中国景気への不安から、「中国関連株」が売られる

 先週の日経平均株価は、1週間で162円下落し、2万2,532円となりました。先々週、日経平均が1,089円下落したのは、米長期金利の上昇を嫌気したNYダウの急落が原因です。先週は米金利上昇のショック売りが一巡し、日経平均はいったん反発しました。ところが、中国の李克強首相が、中国景気の悪化を認めたと伝わり、上海総合株価指数の下げが加速すると、中国景気に対する不安から日経平均も売られました。

 日本株は、長期投資で買い場を迎えていると考えていますが、買いタイミングは慎重に選ぶ必要があります。

日経平均週足:2017年10月2日~2018年10月19日

 

 日経平均は、あいかわらず2つの不安に振り回されて、乱高下しています。貿易戦争がエスカレートする不安と、米金利上昇が世界株安につながる不安です。

 10月は米長期金利上昇ショックで世界株安となり、日経平均も売られました。貿易戦争については、「日本にとってそんなに悪い結末にならない」と楽観論も出ていました。ところが先週は、貿易戦争の影響が中国景気に出ているとの見方が広がり、日本株の売り材料となりました。

 米中貿易戦争の影響で、中国の民間設備投資にブレーキがかかっている模様です。その影響を受けて、日本の中国関連株の、中国からの受注減速が鮮明になりつつあります。

 昨年、日本の産業用ロボットや工作機械に対し、中国から受注が殺到。
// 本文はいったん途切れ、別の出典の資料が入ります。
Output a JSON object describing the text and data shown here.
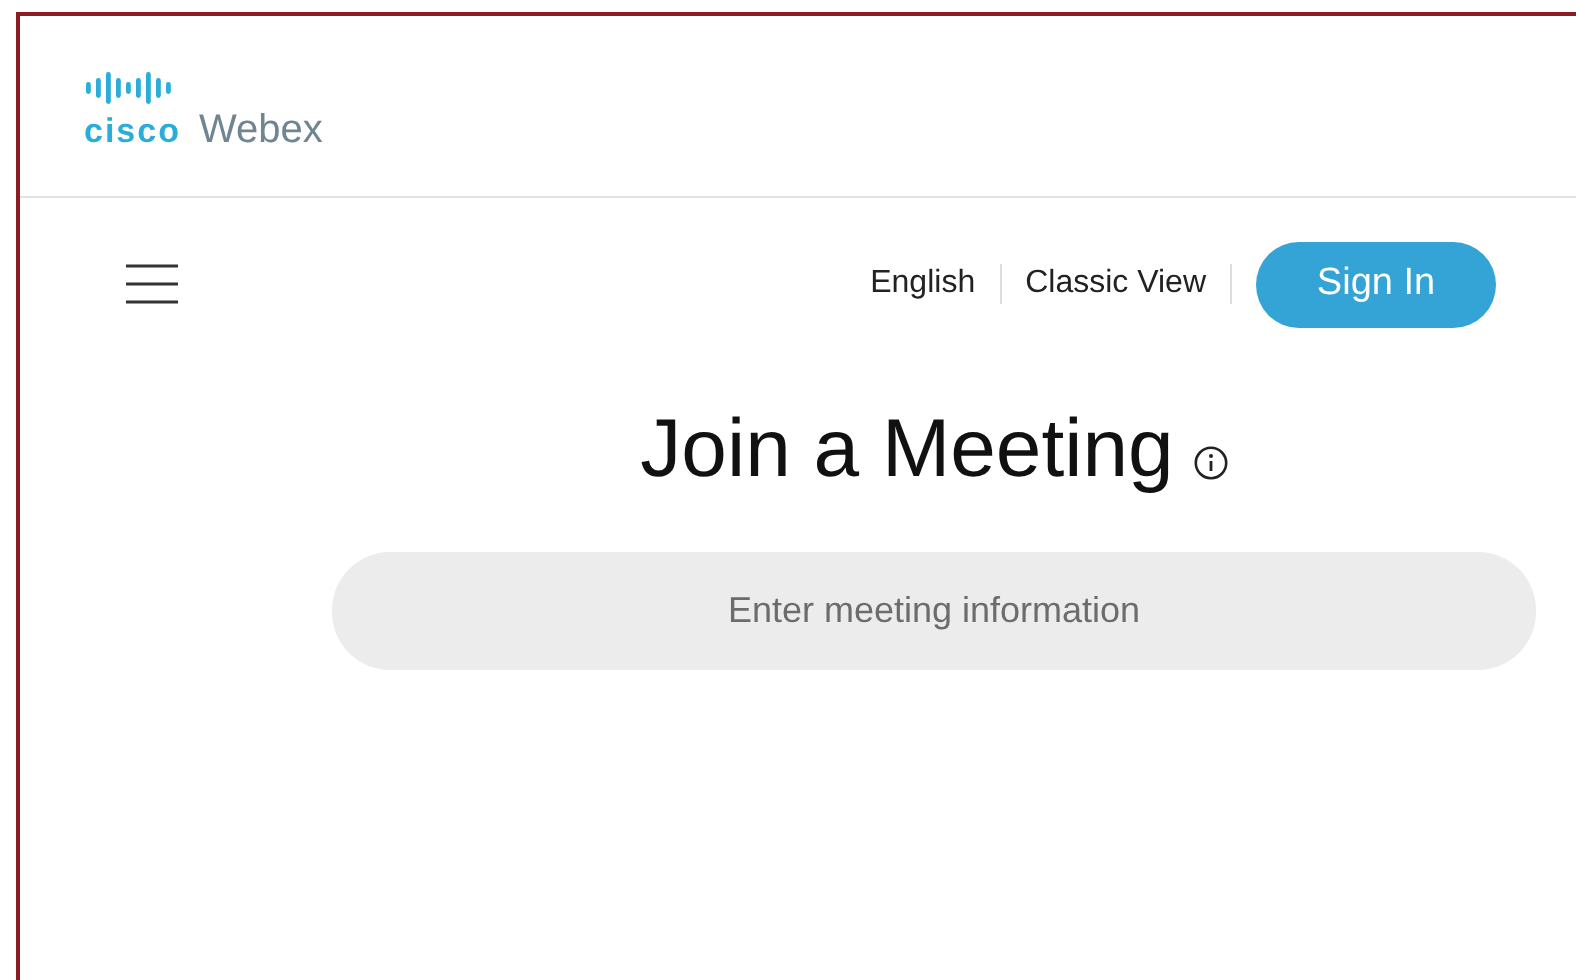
{
  "logo": {
    "brand": "cisco",
    "product": "Webex"
  },
  "nav": {
    "links": [
      {
        "label": "English"
      },
      {
        "label": "Classic View"
      }
    ],
    "sign_in": "Sign In"
  },
  "join": {
    "title": "Join a Meeting",
    "field": {
      "placeholder": "Enter meeting information"
    }
  }
}
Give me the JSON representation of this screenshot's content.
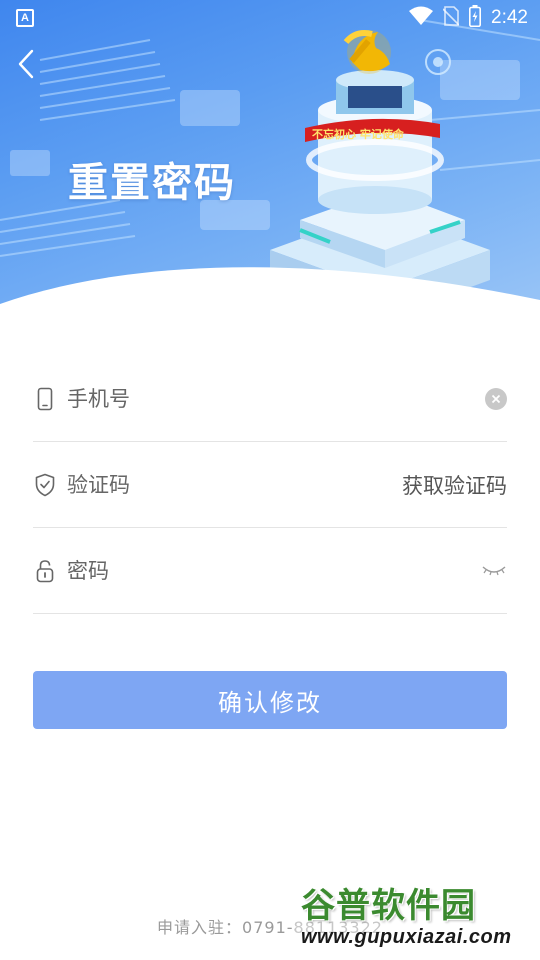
{
  "status_bar": {
    "app_icon_label": "A",
    "time": "2:42",
    "icons": [
      "wifi-icon",
      "no-sim-icon",
      "battery-charging-icon"
    ]
  },
  "header": {
    "title": "重置密码",
    "back_icon": "chevron-left-icon"
  },
  "banner": {
    "slogan": "不忘初心 牢记使命",
    "icon": "party-emblem"
  },
  "form": {
    "phone": {
      "placeholder": "手机号",
      "icon": "phone-icon",
      "clear_icon": "clear-icon"
    },
    "code": {
      "placeholder": "验证码",
      "icon": "shield-check-icon",
      "action_label": "获取验证码"
    },
    "password": {
      "placeholder": "密码",
      "icon": "lock-icon",
      "toggle_icon": "eye-closed-icon"
    }
  },
  "submit_label": "确认修改",
  "footer_text": "申请入驻：0791-88113322",
  "watermark": {
    "title": "谷普软件园",
    "url": "www.gupuxiazai.com"
  },
  "colors": {
    "primary": "#7ea6f3",
    "hero_top": "#3f86ee",
    "hero_bottom": "#9fc8f7",
    "emblem": "#f2b705",
    "slogan_bg": "#d71f1f"
  }
}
中国による「ロボット爆買い」と言われる注文が流れ込んでいました。ところが今年は一転して、受注に減速感が出ています。既にその影響が、安川電機(6506)ハ-モニック・ドライブ・システムズ(6324)など、日本の「中国関連・設備投資関連株」に表れています。

NYダウも日経平均と同じ動き

 NYダウも日経平均と同じ動きとなっています。

NYダウ週足:2017年10月2日~2018年10月12日

 

下げ止まらない上海総合株価指数が不安を増幅

 米国、日本、中国の株価指数を比較すると、今年は、米国が一番強く、次に日本がしっかりしています。一方、中国株は弱さが目立ちます。上海総合株価指数が下げ止まらないことが、中国景気への不安を高めています。

日米中の株価指数の動き比較:2017年末~2018年10月19日

出所:2017年末を100として指数化、楽天証券経済研究所が作成

9~10月は外国人が日本株をあわてて買ったり売ったり、焦点が定まらない

 外国人売買に、日本株が翻弄される状況が続いています。特に先物売買に振り回されています。

外国人投資家による日本株の現物・先物買い越し・売り越し状況:2018年9月第1週~10月第2週

出所:東京証券取引所データより、楽天証券経済研究所が作成。先物売買は、日経平均先物、ミニ日経平均先物、TOPIX先物、ミニTOPIX先物の売買合計

 9月第1週は、外国人が、現物・先物合わせて1兆577億円も売り越しました。この時外国人は、中国株と同様、日本株にネガティブな投資判断をしていたと考えられます。ところが9月第3週には、外国人は一転して1兆4,702億円も買い越しています。先物で1兆1,932億円も買い越していることが目を引きます。突然、外国人の短期筋が日本株に強気になったと考えられます。日米貿易戦争が、日本にとってそんなに悪い結末にならないとの見方が出てきたこと、円安進展で日本企業の業績改善が見込めることから、「米国株と並び、日本株にも一定のポジションを持つ必要がある」と判断したようです。

 ところが、外国人の先物売買は焦点が定まりません。10月第2週(9~12日)にはなんと、1兆4,890億円も売り越しています。9月第3週に買った先物を、損失を出しながら売ったと考えられます。米長期金利上昇・中国の景気不安を受けて、「やっぱり日本株はあまり持つべきでない」と判断が変わったようです。10月3週は、まだ外国人売買のデータが出ていません。

これから始まる9月中間決算に、外国人がどう反応するか注目

 日本株の投資判断をどうすべきか、外国人も迷っていると思われます。今後の外国人の日本株売買に大きな影響を与えそうなのが、これから始まる9月中間決算です。

 9月中間決算で、今期(2019年3月期)の業績予想引き上げが増えると、日本株の見直しにつながるでしょう。ただし中国景気減速の影響が大きく、円安が進んだ割に業績の上方修正が少ないと、警戒感が広がります。しばらく企業業績から目が離せません。